Il secondo tema centrale da sviluppare riguarda la struttura e i contenuti della contrattazione collettiva. Le dinamiche del mercato del lavoro descritte e le innovazioni digitali non comportano solo problemi, ma rappresentano un potenziale formidabile per il miglioramento della produttività, dei salari, e delle competenze dei lavoratori. Lo sviluppo dello smart working rappresenta solo la punta dell’iceberg di questo potenziale. In particolare, nei comparti dei servizi alle imprese e alle persone dove si concentrano i ritardi del nostro mercato del lavoro, con riflessi negativi sugli equilibri di genere e intergenerazionali. Ma la vera governance di questi processi si attua nelle aziende e nei territori.

Scambiare l’esigenza di decentrare il sistema contrattazione con la riproposizione delle gabbie salariali è una cosa priva di senso. Soprattutto per le aree del Mezzogiorno che registrano un’incidenza del lavoro sommerso tre volte superiore rispetto a quelle del nord e del centro Italia, un rilevante sottoutilizzo delle risorse finanziarie e umane, e una scarsa attrazione di nuova imprenditoria. Il potenziamento dei servizi e delle prestazioni di welfare promosse dalla contrattazione collettiva nelle aziende e nei territori può servire a formare i lavoratori, favorire l’inserimento lavorativo, integrare il reddito, conciliare i carichi di lavoro e famiglia, offrire un contributo essenziale per migliorare la qualità dei servizi sociali.

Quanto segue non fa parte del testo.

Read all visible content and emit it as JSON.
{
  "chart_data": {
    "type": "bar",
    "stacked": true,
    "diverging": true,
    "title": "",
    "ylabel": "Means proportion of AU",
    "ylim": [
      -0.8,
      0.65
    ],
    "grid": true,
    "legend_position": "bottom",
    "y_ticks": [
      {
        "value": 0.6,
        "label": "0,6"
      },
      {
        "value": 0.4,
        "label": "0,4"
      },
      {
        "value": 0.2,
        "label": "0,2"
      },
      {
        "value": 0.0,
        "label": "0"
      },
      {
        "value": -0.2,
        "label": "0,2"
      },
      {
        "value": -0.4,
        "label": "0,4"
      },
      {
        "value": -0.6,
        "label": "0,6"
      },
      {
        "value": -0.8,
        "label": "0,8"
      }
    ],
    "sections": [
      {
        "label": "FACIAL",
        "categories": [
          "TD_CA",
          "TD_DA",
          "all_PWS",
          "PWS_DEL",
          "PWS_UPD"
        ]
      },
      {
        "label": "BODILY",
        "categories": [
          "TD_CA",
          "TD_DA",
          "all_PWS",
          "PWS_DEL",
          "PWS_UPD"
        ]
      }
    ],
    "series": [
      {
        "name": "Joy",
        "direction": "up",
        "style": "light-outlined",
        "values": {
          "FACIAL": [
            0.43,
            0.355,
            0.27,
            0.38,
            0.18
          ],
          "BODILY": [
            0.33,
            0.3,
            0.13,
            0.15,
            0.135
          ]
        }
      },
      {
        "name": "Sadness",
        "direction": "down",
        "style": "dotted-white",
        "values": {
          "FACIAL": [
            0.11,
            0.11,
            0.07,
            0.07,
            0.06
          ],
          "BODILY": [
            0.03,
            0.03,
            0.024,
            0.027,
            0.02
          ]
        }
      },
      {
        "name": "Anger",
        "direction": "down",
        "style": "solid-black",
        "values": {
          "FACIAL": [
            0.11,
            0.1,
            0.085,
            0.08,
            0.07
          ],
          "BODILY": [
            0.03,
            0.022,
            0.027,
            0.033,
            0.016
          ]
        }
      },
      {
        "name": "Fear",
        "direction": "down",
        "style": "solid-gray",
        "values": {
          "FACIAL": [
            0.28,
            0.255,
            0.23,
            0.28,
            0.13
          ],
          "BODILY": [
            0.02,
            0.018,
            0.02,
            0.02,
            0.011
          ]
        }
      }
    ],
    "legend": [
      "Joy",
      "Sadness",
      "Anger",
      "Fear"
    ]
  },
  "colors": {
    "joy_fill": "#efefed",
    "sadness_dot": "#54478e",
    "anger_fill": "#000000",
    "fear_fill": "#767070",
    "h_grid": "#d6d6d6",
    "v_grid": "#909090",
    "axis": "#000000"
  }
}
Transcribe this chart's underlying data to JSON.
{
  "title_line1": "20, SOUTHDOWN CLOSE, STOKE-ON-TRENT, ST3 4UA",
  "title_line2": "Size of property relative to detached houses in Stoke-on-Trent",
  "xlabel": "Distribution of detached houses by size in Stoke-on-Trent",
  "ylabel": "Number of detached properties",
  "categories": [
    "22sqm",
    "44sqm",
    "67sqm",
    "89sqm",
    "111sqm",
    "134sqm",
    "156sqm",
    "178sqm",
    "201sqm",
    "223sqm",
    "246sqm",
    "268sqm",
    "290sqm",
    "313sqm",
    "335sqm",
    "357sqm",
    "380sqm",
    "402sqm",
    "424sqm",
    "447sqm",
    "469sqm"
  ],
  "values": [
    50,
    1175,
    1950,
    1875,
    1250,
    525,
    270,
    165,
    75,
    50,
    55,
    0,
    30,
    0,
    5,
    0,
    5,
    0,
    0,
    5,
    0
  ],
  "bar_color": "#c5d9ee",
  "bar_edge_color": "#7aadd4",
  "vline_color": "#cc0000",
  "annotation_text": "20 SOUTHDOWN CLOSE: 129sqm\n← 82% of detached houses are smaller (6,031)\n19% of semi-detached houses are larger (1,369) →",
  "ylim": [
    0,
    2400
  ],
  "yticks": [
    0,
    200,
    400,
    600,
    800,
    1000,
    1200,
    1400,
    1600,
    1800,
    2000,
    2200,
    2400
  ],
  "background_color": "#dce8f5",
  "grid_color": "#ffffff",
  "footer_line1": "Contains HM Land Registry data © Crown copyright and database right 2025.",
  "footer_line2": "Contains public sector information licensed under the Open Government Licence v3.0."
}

Il nostro sistema economico non sconta solo i ritardi nell’innovazione delle organizzazioni produttive, ma una grave carenza di quelle innovazioni sociali. Il recupero della centralità delle rappresentanze del mondo del lavoro e dei corpi intermedi non dipenderà dal tasso di riconoscimento rilasciato dai Governi in carica, ma dalla capacità di recuperare culturalmente e operativamente questi ritardi.